Sixteen states are believed to have supplied weapons to Afghanistan from 2001 to 2020 with the US supplying 74 % of weapons, followed by Russia. Much of this equipment was left behind by the US military and is being used to inflate Taliban’s arsenal. WILPF is calling for better oversight on arms movement, for compensating affected Afghan people and for an end to all militarised systems.

Militarised masculinity

Mobilising men and boys around feminist peace has been one way of deconstructing and redefining masculinities. WILPF shares a feminist analysis on the links between militarism, masculinities, peace and security. We explore opportunities for strengthening activists’ action to build equal partnerships among women and men for gender equality.

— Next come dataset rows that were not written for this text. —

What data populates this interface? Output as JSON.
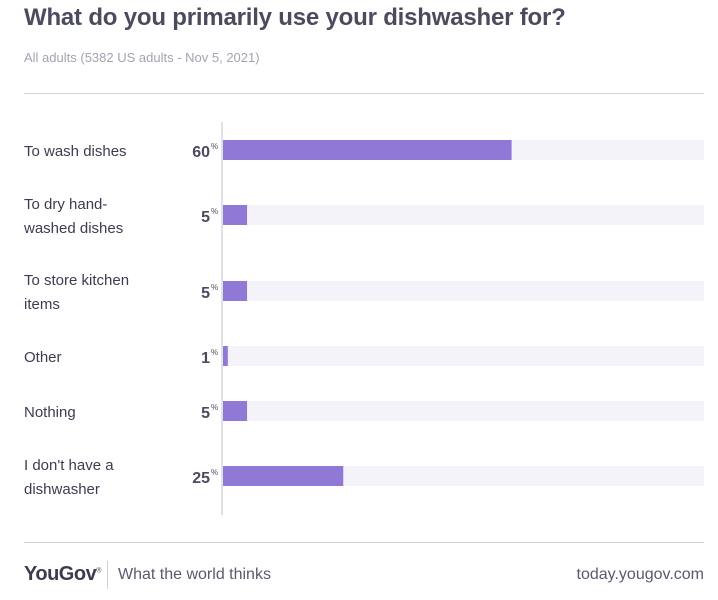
{
  "title": "What do you primarily use your dishwasher for?",
  "subtitle": "All adults (5382 US adults - Nov 5, 2021)",
  "colors": {
    "bar": "#9078d6",
    "track": "#f4f3f9",
    "axis": "#d6d6de",
    "label": "#3c3c50",
    "value": "#4b4b5e"
  },
  "chart_data": {
    "type": "bar",
    "orientation": "horizontal",
    "categories": [
      [
        "To wash dishes"
      ],
      [
        "To dry hand-",
        "washed dishes"
      ],
      [
        "To store kitchen",
        "items"
      ],
      [
        "Other"
      ],
      [
        "Nothing"
      ],
      [
        "I don't have a",
        "dishwasher"
      ]
    ],
    "values": [
      60,
      5,
      5,
      1,
      5,
      25
    ],
    "value_labels": [
      "60",
      "5",
      "5",
      "1",
      "5",
      "25"
    ],
    "unit": "%",
    "xlim": [
      0,
      100
    ],
    "grid": false
  },
  "footer": {
    "logo": "YouGov",
    "tagline": "What the world thinks",
    "url": "today.yougov.com"
  }
}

WILPF has been working on challenging the prevailing notion of masculinity based on men’s physical and social superiority to, and dominance of, women in Afghanistan. It recognizes that these notions are not representative of all Afghan men, contrary to the publicly prevailing notion.

Feminist peace​

In WILPF’s view, any process towards establishing peace that has not been partly designed by women remains deficient. Beyond bringing perspectives that encapsulate the views of half of the society and unlike the men only designed processes, women’s true and meaningful participation allows the situation to improve.

In Afghanistan, WILPF has been demanding that women occupy the front seats at the negotiating tables. The experience of the past 20 has shown that women’s presence produces more sustainable solutions when they are empowered and enabled to play a role.